La Semana Santa ubetense tiene, sobre todo, una organización maravillosa. Habría que alabar de ella su excelente arquitectura, reflejo, quizá, del empaque de los monumentos que le sirven de fondo. Es una arquitectura de armonías, orquestal, jerarquizada. Adrede escribo lo de arquitectura al decir de la Semana Santa de Úbeda. Porque hay como una simetría, una euritmia en la correspondencia acordada de sus partes. Si la alusión no resultase inoportuna o pedantesca, cabría hablar de un "orden gigante", a lo Palladio, en la estructuración de la misma. "Edifica", levanta cada Cofradía su esplendor y su devoción particulares en las procesiones de Domingo de Ramos, Miércoles, Jueves y Viernes Santos; imágenes valiosísimas —de Mariano Benlliure, de Vassallo, de Palma Burgos, de Coullaut Valera, de Jacinto Higueras, de Ruiz Olmos, de Prados López—; tronos de sorprendente riqueza artística; penitentes numerosísimos con un profundo fervor oculto bajo el brillante boato de las ¡túnicas y de los rasos; expectación de un pueblo solidarizado, unánime, que llena las calles y plazas, abarrota las aceras, puebla los balcones y asoma la devoción por todas las esquinas. Cada cofradía —repetimos— "edifica" su esplendor y su devoción "particular" en la procesión respectiva. Y, sin embargo, tales esplendores y fervores, conscientes de su función arquitectónica, supeditan sus valores particulares al valor del conjunto. En la noche del Viernes Santo es dado contemplar el prodigio concluso de la procesión general. Es la cúpula que corona, que abarca, que asume toda la "edificación" en una brillantez inusitada, única. Once Cofradías, quince pasos, más de dos mil penitentes. No es posible describir el espectáculo de esta procesión general. Es algo perfecto, sincopado de emociones y gravitado de patetismos. Pero cada perfección en su sitio; cada acento en el suyo. Un poema para la vista que se hace luego música en la caja del corazón.

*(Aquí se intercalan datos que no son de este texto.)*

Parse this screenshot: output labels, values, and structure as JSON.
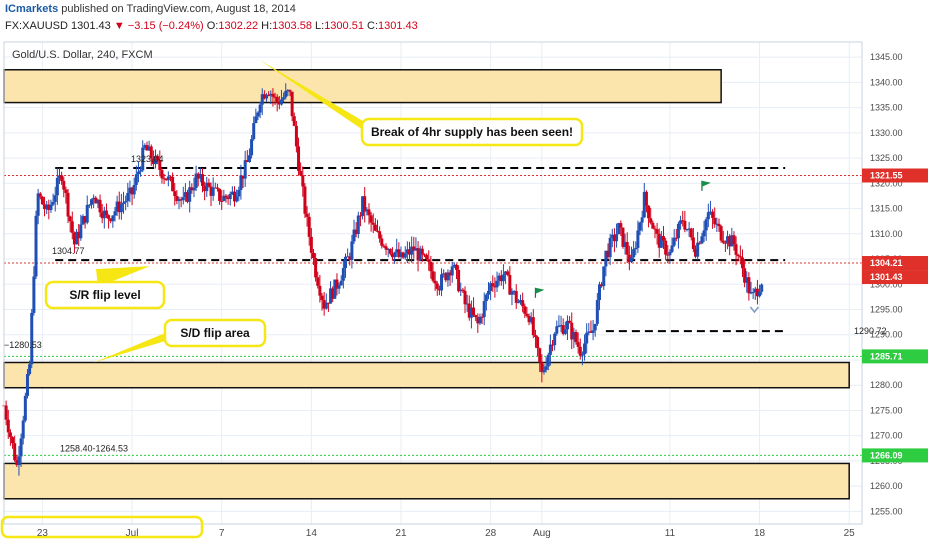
{
  "header": {
    "publisher": "ICmarkets",
    "published_text": "published on TradingView.com, August 18, 2014",
    "symbol": "FX:XAUUSD",
    "last": "1301.43",
    "change": "−3.15 (−0.24%)",
    "open_label": "O:",
    "open": "1302.22",
    "high_label": "H:",
    "high": "1303.58",
    "low_label": "L:",
    "low": "1300.51",
    "close_label": "C:",
    "close": "1301.43"
  },
  "colors": {
    "up": "#1f4fb4",
    "down": "#d0021b",
    "zone_fill": "#fbe5ad",
    "callout_border": "#f5e614",
    "resistance": "#e0302a",
    "support": "#2ecc40",
    "grid": "#e8eef5"
  },
  "chart_data": {
    "type": "candlestick",
    "title": "Gold/U.S. Dollar, 240, FXCM",
    "ylim": [
      1252.5,
      1348
    ],
    "xlim_days": [
      "2014-06-20",
      "2014-08-26"
    ],
    "y_ticks": [
      1255,
      1260,
      1265,
      1270,
      1275,
      1280,
      1285,
      1290,
      1295,
      1300,
      1305,
      1310,
      1315,
      1320,
      1325,
      1330,
      1335,
      1340,
      1345
    ],
    "x_ticks": [
      {
        "date": "2014-06-23",
        "label": "23"
      },
      {
        "date": "2014-06-30",
        "label": "Jul"
      },
      {
        "date": "2014-07-07",
        "label": "7"
      },
      {
        "date": "2014-07-14",
        "label": "14"
      },
      {
        "date": "2014-07-21",
        "label": "21"
      },
      {
        "date": "2014-07-28",
        "label": "28"
      },
      {
        "date": "2014-08-01",
        "label": "Aug"
      },
      {
        "date": "2014-08-11",
        "label": "11"
      },
      {
        "date": "2014-08-18",
        "label": "18"
      },
      {
        "date": "2014-08-25",
        "label": "25"
      }
    ],
    "anchors": [
      {
        "date": "2014-06-20",
        "price": 1276
      },
      {
        "date": "2014-06-21",
        "price": 1264
      },
      {
        "date": "2014-06-22",
        "price": 1284
      },
      {
        "date": "2014-06-22.6",
        "price": 1318
      },
      {
        "date": "2014-06-23.4",
        "price": 1314
      },
      {
        "date": "2014-06-24.5",
        "price": 1322
      },
      {
        "date": "2014-06-25.5",
        "price": 1308
      },
      {
        "date": "2014-06-27",
        "price": 1318
      },
      {
        "date": "2014-06-28",
        "price": 1313
      },
      {
        "date": "2014-06-30",
        "price": 1318
      },
      {
        "date": "2014-07-01",
        "price": 1327
      },
      {
        "date": "2014-07-03",
        "price": 1320
      },
      {
        "date": "2014-07-04",
        "price": 1316
      },
      {
        "date": "2014-07-05",
        "price": 1321
      },
      {
        "date": "2014-07-07",
        "price": 1317
      },
      {
        "date": "2014-07-08",
        "price": 1318
      },
      {
        "date": "2014-07-09",
        "price": 1324
      },
      {
        "date": "2014-07-10",
        "price": 1337
      },
      {
        "date": "2014-07-10.6",
        "price": 1339
      },
      {
        "date": "2014-07-11.3",
        "price": 1336
      },
      {
        "date": "2014-07-12.3",
        "price": 1338
      },
      {
        "date": "2014-07-13",
        "price": 1324
      },
      {
        "date": "2014-07-13.6",
        "price": 1313
      },
      {
        "date": "2014-07-14.3",
        "price": 1303
      },
      {
        "date": "2014-07-15",
        "price": 1296
      },
      {
        "date": "2014-07-16",
        "price": 1300
      },
      {
        "date": "2014-07-17",
        "price": 1306
      },
      {
        "date": "2014-07-18",
        "price": 1316
      },
      {
        "date": "2014-07-19",
        "price": 1310
      },
      {
        "date": "2014-07-21",
        "price": 1305
      },
      {
        "date": "2014-07-22",
        "price": 1307
      },
      {
        "date": "2014-07-23",
        "price": 1304
      },
      {
        "date": "2014-07-24",
        "price": 1300
      },
      {
        "date": "2014-07-25",
        "price": 1304
      },
      {
        "date": "2014-07-26",
        "price": 1296
      },
      {
        "date": "2014-07-27",
        "price": 1292
      },
      {
        "date": "2014-07-28",
        "price": 1300
      },
      {
        "date": "2014-07-29",
        "price": 1302
      },
      {
        "date": "2014-07-30",
        "price": 1297
      },
      {
        "date": "2014-07-31",
        "price": 1294
      },
      {
        "date": "2014-08-01",
        "price": 1282
      },
      {
        "date": "2014-08-02",
        "price": 1291
      },
      {
        "date": "2014-08-03",
        "price": 1292
      },
      {
        "date": "2014-08-04",
        "price": 1287
      },
      {
        "date": "2014-08-05",
        "price": 1291
      },
      {
        "date": "2014-08-06",
        "price": 1306
      },
      {
        "date": "2014-08-07",
        "price": 1311
      },
      {
        "date": "2014-08-08",
        "price": 1304
      },
      {
        "date": "2014-08-09",
        "price": 1317
      },
      {
        "date": "2014-08-10",
        "price": 1309
      },
      {
        "date": "2014-08-11",
        "price": 1306
      },
      {
        "date": "2014-08-12",
        "price": 1313
      },
      {
        "date": "2014-08-13",
        "price": 1307
      },
      {
        "date": "2014-08-14",
        "price": 1314
      },
      {
        "date": "2014-08-15",
        "price": 1310
      },
      {
        "date": "2014-08-16",
        "price": 1308
      },
      {
        "date": "2014-08-16.7",
        "price": 1303
      },
      {
        "date": "2014-08-17.4",
        "price": 1297
      },
      {
        "date": "2014-08-18.2",
        "price": 1301
      }
    ],
    "zones": [
      {
        "name": "supply-zone-top",
        "from": "2014-06-20",
        "to": "2014-08-15",
        "low": 1336,
        "high": 1342.5
      },
      {
        "name": "demand-zone-middle",
        "from": "2014-06-20",
        "to": "2014-08-25",
        "low": 1279.5,
        "high": 1284.5
      },
      {
        "name": "demand-zone-bottom",
        "from": "2014-06-20",
        "to": "2014-08-25",
        "low": 1257.5,
        "high": 1264.5
      }
    ],
    "levels": [
      {
        "name": "level-1323-04",
        "price": 1323.04,
        "from": "2014-06-24",
        "to": "2014-08-20",
        "style": "black-dashed",
        "label": "1323.04"
      },
      {
        "name": "level-1304-77",
        "price": 1304.77,
        "from": "2014-06-24",
        "to": "2014-08-20",
        "style": "black-dashed",
        "label": "1304.77"
      },
      {
        "name": "level-1290-72",
        "price": 1290.72,
        "from": "2014-08-06",
        "to": "2014-08-20",
        "style": "black-dashed",
        "label": "1290.72"
      },
      {
        "name": "level-1321-55",
        "price": 1321.55,
        "style": "red-dotted",
        "label": "1321.55"
      },
      {
        "name": "level-1304-21",
        "price": 1304.21,
        "style": "red-dotted",
        "label": "1304.21"
      },
      {
        "name": "level-1285-71",
        "price": 1285.71,
        "style": "green-dotted",
        "label": "1285.71"
      },
      {
        "name": "level-1266-09",
        "price": 1266.09,
        "style": "green-dotted",
        "label": "1266.09"
      }
    ],
    "price_tags": [
      {
        "label": "1321.55",
        "price": 1321.55,
        "color": "#e0302a"
      },
      {
        "label": "1304.21",
        "price": 1304.21,
        "color": "#e0302a"
      },
      {
        "label": "1301.43",
        "price": 1301.43,
        "color": "#e0302a"
      },
      {
        "label": "1285.71",
        "price": 1285.71,
        "color": "#2ecc40"
      },
      {
        "label": "1266.09",
        "price": 1266.09,
        "color": "#2ecc40"
      }
    ],
    "annotations": {
      "level_1280": "1280.53",
      "range_label": "1258.40-1264.53",
      "callout_supply": "Break of 4hr supply has been seen!",
      "callout_sr": "S/R flip level",
      "callout_sd": "S/D flip area"
    }
  }
}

Pocas Semanas Santas como la de Úbeda, con un sentido tan vivo de lo orgánico. La Semana Santa de Úbeda está organizada hace siglos. Luego, en las Cofradías, trabajan todos: vivos y muertos. Cada generación ha aportado de su espíritu. ¿No hablaba Chesterton de un ideal sufragio universal —el único verdadero, el único deseable— en el que también los hombres del otro mundo tuviesen votos? Las procesiones de Úbeda son un ejemplo estimulante de comunión histórica; pasado y presente se funden en ellas íntimamente en torno a la conmemoración de la Redención de Cristo.